When Violence Savages American Communities: Important Lessons for Hospitals

By Marty Stempniak for (H&HN) Hospitals & Health Networks

Plan and practice, experts say, but allow room for innovation when necessary

For Elisabeth Brown, R.N., June 11 began like any other busy Saturday night in an urban emergency department. But in the wee hours of Sunday morning, she got an alarming text from her husband. At least 20 individuals had been shot at a nearby nightclub and, he warned, Orlando Regional Medical Center was about to get very busy.

Three blocks away, 29-year-old security guard Omar Mateen had opened fire at Pulse, a dance club with a primarily gay clientele. It wasn’t long before victims started trickling into Central Florida’s only Level I trauma center.

“Our first patient came in and then we got to work. That’s what we do in the emergency department: We get to work,” Brown told attendees at the Institute for Healthcare Improvement annual conference in Orlando in December, six months after the incident. “And then another patient came in. And then another patient came in. And another patient came in, and they just kept coming, and they had wounds like I had never seen before, and I started to get really scared, and I looked in the other nurses’ eyes and they were scared, too.”

In what turned out to be worst mass shooting in U.S. history, 50 people died, including the gunman.

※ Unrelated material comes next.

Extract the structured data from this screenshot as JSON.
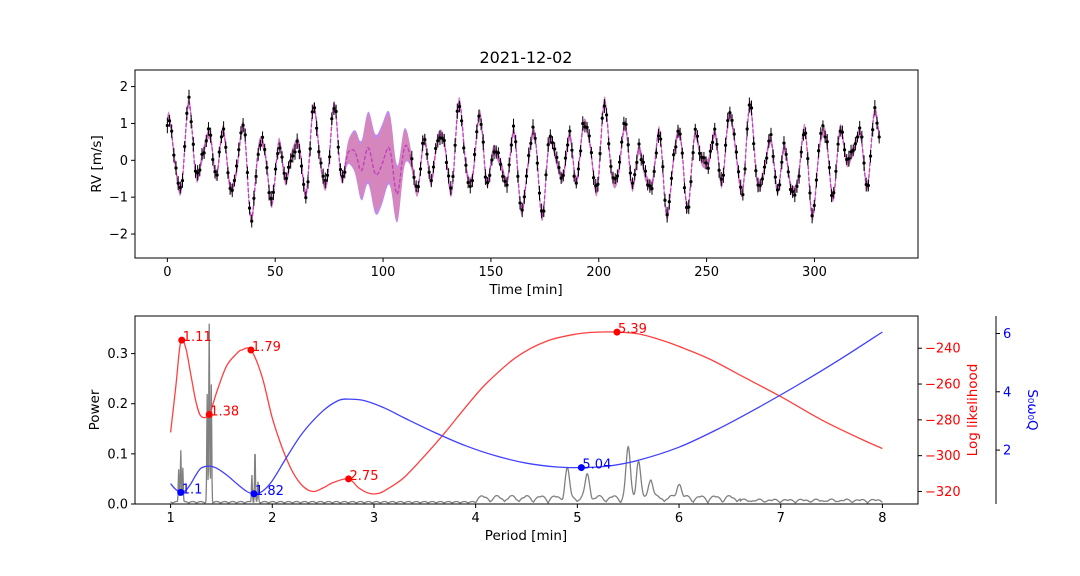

All told, 44 victims were rushed to ORMC. Nine died, but clinicians at the hospital performed more than 50 surgeries on 35 patients. Everyone who made it to the operating room survived.

Amid the turmoil, ORMC’s leaders were calm and collected. Just three months earlier, Orlando Health had conducted a community wide mass casualty drill to prepare for such a situation. Without that practice, Mark Jones, senior vice president of the system and president of ORMC, believes many more people could have died.

“There is no question that the work that was done that day helped to save lives,” he told the rapt audience at the IHI forum. “Hospitals, we would really, really urge you to practice incident command. Drill often. Do the tabletop exercises as often as you can.”

And, Jones emphasized, don’t hold those drills only when it’s convenient. “You always think that, you know what, the hospital is too busy,” he said. “We would urge you to drill when you’re busy. Drill at night. Practice on the weekends. Because what comes out of that are lessons and learnings and gaps that are identified that allow you to address them and prepare.”